According to AOGCC records, BP did not drill at Lisburne in 2014, through September.

The primary activities at the Lisburne field in recent years have involved injection programs to improve recovery. In its most recent plan of development, BP said it was considering several “possible” drilling locations for 2015 but offered no details.

The GPMA satellites

The five other satellites in the Greater Point McIntyre Area are small, produce little oil compared to the unit and have had relatively little development drilling in recent years.

But BP is holding out hope that its recently launched North Prudhoe onshore and nearshore 3-D seismic program will uncover opportunities for investment at these fields.

The two-season seismic program is beginning with nearshore work this year and will advance inland next year to cover some 190 square miles altogether. “Based on preliminary data, it would enable 55 million barrels of new resources and 30 new wells with the potential development,” Weiss said in her February 2014 announcement.

The Prudhoe Bay working interest owners expanded the Lisburne Production Center in the early 1990s to accommodate fluids from nearby Point McIntyre and Niakuk.

ARCO and Exxon discovered Point McIntyre in the coastal section of Prudhoe Bay in 1988. The field came online in 1993 and peaked at 172,995 bpd in December 1996.

The field produced 18,520 barrels of liquids per day in the year ending March 2014.

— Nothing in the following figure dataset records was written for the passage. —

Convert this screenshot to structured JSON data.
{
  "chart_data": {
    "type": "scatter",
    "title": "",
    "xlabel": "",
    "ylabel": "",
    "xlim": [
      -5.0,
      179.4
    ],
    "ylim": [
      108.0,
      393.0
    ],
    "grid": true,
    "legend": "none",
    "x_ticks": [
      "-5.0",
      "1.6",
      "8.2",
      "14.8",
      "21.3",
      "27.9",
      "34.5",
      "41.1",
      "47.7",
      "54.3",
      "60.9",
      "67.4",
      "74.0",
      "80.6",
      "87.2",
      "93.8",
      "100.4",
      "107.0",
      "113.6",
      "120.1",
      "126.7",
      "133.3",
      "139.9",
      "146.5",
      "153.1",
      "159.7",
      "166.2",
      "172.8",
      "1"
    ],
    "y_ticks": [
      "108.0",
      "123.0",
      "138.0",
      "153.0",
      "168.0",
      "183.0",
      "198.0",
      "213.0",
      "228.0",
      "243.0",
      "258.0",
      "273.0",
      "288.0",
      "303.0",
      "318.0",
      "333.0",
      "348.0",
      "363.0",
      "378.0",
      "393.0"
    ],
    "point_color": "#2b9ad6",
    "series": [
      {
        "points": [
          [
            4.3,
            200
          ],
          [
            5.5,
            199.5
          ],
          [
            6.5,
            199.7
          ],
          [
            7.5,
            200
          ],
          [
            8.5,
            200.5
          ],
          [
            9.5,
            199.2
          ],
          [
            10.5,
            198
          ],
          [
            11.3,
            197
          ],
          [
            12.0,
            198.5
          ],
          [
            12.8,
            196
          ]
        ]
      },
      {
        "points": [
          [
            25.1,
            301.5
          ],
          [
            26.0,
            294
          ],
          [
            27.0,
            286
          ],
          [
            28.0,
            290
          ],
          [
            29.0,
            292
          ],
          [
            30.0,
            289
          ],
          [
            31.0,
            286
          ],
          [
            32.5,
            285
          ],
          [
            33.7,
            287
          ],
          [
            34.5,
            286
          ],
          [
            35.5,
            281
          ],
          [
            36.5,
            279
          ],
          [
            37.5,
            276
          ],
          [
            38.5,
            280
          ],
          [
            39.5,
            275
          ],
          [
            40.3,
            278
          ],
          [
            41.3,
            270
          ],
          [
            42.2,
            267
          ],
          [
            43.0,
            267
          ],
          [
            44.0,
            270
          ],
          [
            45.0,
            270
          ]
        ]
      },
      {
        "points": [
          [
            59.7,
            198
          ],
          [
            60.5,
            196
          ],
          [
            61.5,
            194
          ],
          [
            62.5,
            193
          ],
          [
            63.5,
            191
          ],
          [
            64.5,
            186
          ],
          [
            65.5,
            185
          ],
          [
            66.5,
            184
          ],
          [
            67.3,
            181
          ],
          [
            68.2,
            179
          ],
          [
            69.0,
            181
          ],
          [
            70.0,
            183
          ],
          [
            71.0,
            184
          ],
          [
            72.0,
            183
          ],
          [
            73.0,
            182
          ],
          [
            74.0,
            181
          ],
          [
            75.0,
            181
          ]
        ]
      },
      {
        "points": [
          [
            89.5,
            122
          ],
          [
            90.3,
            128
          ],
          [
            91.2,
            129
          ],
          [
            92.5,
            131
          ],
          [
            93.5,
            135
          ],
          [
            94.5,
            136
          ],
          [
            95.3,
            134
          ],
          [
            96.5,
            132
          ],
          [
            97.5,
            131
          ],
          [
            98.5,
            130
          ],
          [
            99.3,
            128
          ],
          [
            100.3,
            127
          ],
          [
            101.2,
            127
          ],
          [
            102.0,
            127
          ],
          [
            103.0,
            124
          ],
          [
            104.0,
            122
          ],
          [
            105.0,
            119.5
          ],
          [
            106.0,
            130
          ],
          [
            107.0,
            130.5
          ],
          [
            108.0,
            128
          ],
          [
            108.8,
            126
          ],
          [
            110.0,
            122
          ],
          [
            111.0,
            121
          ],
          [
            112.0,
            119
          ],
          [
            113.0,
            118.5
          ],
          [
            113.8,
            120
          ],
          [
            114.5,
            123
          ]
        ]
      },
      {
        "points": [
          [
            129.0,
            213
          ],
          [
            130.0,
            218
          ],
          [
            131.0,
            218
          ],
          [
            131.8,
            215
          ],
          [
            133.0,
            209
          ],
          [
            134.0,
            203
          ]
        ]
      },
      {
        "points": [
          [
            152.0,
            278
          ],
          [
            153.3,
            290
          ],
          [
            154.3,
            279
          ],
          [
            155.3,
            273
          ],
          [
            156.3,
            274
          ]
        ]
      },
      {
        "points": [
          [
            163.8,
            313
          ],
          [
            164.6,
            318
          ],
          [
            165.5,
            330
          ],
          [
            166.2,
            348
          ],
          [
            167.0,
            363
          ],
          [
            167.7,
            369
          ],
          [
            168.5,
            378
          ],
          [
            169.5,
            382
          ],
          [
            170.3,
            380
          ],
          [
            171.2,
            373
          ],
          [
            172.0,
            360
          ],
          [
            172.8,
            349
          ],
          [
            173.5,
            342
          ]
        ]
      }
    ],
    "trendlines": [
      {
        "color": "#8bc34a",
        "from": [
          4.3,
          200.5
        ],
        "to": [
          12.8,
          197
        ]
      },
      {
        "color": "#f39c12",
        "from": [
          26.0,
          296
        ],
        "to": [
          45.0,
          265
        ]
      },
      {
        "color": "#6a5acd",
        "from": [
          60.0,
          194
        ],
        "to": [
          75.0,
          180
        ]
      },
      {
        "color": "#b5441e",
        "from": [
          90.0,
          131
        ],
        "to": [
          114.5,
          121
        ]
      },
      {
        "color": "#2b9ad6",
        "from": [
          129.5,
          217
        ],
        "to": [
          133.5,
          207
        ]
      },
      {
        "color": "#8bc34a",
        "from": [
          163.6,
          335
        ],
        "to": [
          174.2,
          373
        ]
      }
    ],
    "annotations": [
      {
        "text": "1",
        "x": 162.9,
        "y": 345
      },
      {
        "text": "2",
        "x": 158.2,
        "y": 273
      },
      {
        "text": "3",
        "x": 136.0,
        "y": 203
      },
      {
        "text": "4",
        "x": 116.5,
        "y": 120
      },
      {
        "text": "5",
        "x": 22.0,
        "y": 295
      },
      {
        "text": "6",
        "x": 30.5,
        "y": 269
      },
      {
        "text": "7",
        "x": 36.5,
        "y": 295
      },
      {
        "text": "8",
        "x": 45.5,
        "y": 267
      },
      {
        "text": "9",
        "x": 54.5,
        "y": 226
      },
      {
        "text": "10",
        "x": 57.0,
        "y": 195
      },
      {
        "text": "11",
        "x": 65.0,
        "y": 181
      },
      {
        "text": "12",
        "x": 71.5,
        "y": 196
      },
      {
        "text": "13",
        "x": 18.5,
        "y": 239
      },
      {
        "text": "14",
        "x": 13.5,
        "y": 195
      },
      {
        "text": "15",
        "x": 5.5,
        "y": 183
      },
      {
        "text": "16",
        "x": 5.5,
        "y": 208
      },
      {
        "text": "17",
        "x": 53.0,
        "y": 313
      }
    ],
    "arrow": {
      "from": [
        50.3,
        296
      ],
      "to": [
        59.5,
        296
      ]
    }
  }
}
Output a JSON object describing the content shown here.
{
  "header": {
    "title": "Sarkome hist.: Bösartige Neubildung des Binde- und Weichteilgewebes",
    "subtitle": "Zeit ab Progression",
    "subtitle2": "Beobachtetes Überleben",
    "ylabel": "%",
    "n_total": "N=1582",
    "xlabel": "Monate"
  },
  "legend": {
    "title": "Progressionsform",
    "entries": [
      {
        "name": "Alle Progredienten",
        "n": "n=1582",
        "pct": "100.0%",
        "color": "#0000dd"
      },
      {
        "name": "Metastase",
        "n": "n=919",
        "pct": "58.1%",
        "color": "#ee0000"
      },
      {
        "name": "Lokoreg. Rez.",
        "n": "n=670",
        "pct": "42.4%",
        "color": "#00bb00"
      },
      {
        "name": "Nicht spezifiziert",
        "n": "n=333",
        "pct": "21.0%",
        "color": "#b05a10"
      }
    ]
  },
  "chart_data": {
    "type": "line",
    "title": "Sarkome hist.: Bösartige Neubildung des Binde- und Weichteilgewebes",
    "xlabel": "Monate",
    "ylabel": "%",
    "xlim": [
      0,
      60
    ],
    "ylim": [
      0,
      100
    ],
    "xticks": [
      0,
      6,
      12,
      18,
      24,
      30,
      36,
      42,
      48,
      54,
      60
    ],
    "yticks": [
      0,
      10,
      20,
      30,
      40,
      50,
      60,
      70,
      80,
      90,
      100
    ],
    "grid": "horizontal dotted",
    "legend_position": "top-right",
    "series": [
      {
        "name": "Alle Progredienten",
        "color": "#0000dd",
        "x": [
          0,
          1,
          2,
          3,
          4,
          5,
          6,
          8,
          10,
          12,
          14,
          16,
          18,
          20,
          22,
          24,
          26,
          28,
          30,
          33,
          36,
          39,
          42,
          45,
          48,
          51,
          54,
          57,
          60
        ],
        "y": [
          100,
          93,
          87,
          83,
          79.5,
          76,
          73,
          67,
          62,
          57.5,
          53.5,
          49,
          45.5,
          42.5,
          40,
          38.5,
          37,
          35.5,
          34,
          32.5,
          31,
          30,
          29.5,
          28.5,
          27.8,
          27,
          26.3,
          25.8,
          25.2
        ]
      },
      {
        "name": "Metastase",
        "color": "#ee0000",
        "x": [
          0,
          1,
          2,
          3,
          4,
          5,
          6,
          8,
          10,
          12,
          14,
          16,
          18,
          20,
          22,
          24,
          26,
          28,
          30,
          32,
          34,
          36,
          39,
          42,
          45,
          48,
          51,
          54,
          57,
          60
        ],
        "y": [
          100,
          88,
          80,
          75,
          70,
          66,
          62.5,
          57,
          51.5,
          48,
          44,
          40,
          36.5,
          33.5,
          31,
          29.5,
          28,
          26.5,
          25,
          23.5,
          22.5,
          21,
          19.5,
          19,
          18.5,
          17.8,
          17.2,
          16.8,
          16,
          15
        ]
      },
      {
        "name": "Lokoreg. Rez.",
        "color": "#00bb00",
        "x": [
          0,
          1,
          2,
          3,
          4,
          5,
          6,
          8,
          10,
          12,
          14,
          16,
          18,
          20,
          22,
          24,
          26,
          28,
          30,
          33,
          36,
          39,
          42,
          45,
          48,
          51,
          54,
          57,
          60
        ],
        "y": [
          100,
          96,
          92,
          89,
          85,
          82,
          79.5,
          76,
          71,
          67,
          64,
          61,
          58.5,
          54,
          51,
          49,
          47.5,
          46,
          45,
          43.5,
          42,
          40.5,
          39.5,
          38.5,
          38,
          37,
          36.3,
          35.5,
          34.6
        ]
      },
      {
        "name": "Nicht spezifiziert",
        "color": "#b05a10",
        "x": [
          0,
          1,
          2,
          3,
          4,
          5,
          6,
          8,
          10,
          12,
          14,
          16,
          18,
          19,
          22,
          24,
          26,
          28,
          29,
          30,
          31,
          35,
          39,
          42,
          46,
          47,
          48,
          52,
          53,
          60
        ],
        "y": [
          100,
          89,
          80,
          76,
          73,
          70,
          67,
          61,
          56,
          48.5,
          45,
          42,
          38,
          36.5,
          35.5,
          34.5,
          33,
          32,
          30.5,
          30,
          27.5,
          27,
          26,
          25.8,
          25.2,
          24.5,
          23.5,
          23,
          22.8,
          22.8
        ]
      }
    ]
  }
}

After drilling a well and a sidetrack at Point McIntyre in 2012 and early 2013, BP began evaluating additional sidetracks, potentially in the north and southeast, two areas the state added to the Prudhoe Bay unit and the Point McIntyre participating area in June 2009.

Sohio discovered the Niakuk oil pool in 1985 and it came online in April 2004.

The field produced 2,300 barrels of liquids per day in the year ending March 2014.

The nearby Raven field produced some 310 bpd of oil in the year ending March 2014, almost entirely from one producer supported by a water injector.

BP said it has no immediate plans for Raven.

ARCO discovered West Beach and North Prudhoe Bay in the 1970s.

The West Beach field had produced 3.37 million barrels of oil by the time BP suspended production in 2001 because declining reservoir pressure and increasing gas-to-oil ratio challenged the economics of the field. Over the intervening years, BP has undertaken numerous studies of the field to determine whether it might one day produce again.

ARCO shut-in the sole North Prudhoe Bay well in February 2000 because the well continued to produce proppant from a fracture stimulation, which posed safety risks, according to the company. BP has said it “may” launch an evaluation of the area this year “to assess the remaining reservoir potential and options for future development.”